Баллада о Лорелее
Часть 76 из 131 Информация о книге
Для доступа к библиотеке пройдите авторизацию
— Прощаю вам мой подбитый глаз, — сказал он. — Пожалуй, вы были правы. Убедить нас в чем-то подобном при явном дефиците времени было бы весьма затруднительно.
Богданов долго молчал, а потом произнес:
— Ну хорошо. Допустим, все сказанное тобой соответствует действительности. Но почему ты не вернулась обратно в лагерь? Тогда же, сразу после выздоровления? Мы искали тебя в джунглях больше месяца…
— Знаю. Я видела поисковые отряды и старательно уклонялась от встречи с ними.
— Почему?
— А ты не понимаешь? Что, по-твоему, ожидало меня в случае возвращения? Обследование на медицинском диагностическом комплексе я наверняка завалила бы. А в результате незамедлительно оказалась бы в какой-нибудь клетке в качестве подопытного экземпляра. Ты хотел бы для меня подобной участи?.. Вот и я тоже. К тому же страшно себе представить, что случится, попади технология лорнов на Землю. Вообрази себе мир, в котором каждый сможет менять свой облик по собственной прихоти. Разгул преступности и всеобщий хаос… Апокалипсис покажется нам не заслуживающим внимания событием. А ведь есть еще военные…
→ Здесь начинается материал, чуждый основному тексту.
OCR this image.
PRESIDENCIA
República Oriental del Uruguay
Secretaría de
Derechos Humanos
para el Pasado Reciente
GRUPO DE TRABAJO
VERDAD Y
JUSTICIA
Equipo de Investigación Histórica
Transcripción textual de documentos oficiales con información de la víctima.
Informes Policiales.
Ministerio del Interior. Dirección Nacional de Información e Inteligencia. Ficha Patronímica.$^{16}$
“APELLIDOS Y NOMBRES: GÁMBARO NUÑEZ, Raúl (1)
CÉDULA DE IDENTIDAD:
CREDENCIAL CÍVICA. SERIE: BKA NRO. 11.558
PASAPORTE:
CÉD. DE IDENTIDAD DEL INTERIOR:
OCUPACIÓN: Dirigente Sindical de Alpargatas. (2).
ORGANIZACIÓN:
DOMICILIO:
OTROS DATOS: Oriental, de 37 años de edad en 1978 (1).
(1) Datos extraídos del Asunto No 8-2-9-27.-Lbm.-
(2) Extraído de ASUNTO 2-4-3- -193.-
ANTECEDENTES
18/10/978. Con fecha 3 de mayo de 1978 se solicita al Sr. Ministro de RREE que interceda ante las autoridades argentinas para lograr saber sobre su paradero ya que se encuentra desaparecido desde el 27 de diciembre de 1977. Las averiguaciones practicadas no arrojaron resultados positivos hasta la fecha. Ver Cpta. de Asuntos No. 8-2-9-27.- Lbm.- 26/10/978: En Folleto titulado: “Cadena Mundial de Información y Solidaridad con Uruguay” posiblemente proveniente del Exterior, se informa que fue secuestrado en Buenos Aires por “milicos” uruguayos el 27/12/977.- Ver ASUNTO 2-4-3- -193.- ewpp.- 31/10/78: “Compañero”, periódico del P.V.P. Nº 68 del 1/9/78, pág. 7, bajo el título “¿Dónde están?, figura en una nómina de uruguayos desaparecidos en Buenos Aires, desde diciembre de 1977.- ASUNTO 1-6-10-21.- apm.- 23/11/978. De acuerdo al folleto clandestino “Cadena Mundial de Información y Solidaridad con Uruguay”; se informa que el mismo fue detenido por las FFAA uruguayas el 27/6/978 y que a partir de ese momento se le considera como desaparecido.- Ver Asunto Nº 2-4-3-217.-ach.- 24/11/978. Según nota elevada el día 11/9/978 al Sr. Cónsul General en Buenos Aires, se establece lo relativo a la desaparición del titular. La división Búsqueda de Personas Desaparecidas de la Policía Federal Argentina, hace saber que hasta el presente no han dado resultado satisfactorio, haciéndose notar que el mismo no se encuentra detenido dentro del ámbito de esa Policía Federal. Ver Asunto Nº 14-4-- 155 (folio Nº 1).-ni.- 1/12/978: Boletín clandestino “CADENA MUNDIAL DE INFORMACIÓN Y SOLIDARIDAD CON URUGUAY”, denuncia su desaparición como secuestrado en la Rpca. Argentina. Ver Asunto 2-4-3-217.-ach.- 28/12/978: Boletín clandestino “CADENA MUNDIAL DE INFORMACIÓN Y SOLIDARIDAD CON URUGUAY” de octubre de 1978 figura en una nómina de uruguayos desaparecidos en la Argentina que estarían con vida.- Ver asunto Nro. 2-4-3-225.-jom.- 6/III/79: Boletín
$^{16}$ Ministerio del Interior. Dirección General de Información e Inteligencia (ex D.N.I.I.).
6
— Достаточно, я понял. Последний вопрос. Почему вы все-таки решили раскрыться перед нами вопреки собственным убеждениям?
Катя опустила глаза, а потом твердо сказала:
— Тому есть несколько причин. Во-первых, Алекс Маккуин — мой друг. Единственный друг на Лорелее, который в свое время очень мне помог. А Эдвард Каттнер — бывший командир пропавшего на Горгоне отца, каковым и останется теперь уже навсегда. Несмотря на совершенное преступление, а также на то, что именно мы с Роном сдали экипаж пиратской «Ириды» службе безопасности, хотя никто об этом даже не подозревает. Ни безопасники, ни сами потерпевшие… Теперь понимаешь, почему я не могла их бросить? Справедливости ради замечу, что для любого другого мы сделали бы то же самое… А во-вторых, я же сказала, что хотела с тобой поговорить. Совершенно ясно, что без раскрытия нашего инкогнито настоящего разговора наверняка не получится. Все в нашей жизни предопределено, так уж сложились обстоятельства. Наша сегодняшняя беседа так или иначе должна была состояться. Катастрофа «Феникса» лишь ускорила неизбежное.
— Возможно… — задумчиво сказал Богданов. — Возможно, ты говоришь правду… не знаю. Во всяком случае, не представляю, каким образом можно подтвердить твой невероятный рассказ.
— Что ж, вижу, мне не удалось до конца развеять сомнения, — сказала Катя. — Что ж, тогда попробуем так…
Она встала и направилась прямиком к стене с картиной и гитарой.
Николай нервно дернулся. На его глазах вот-вот должно было произойти немыслимое святотатство — осквернение тщательно оберегаемой реликвии, давно уже ставшей воплощением души станции «Афродита». Терпеть подобное от кого бы то ни было не представлялось возможным. Он в замешательстве оглянулся на командира. Мих-Мих сдвинул брови, однако, заметив настроение заместителя, успокаивающим жестом придержал его за руку. Стало ясно, что он не возражает против нарушения негласного табу. Николай расслабился.
Катя подошла к стене и оглянулась на своих коллег и судей.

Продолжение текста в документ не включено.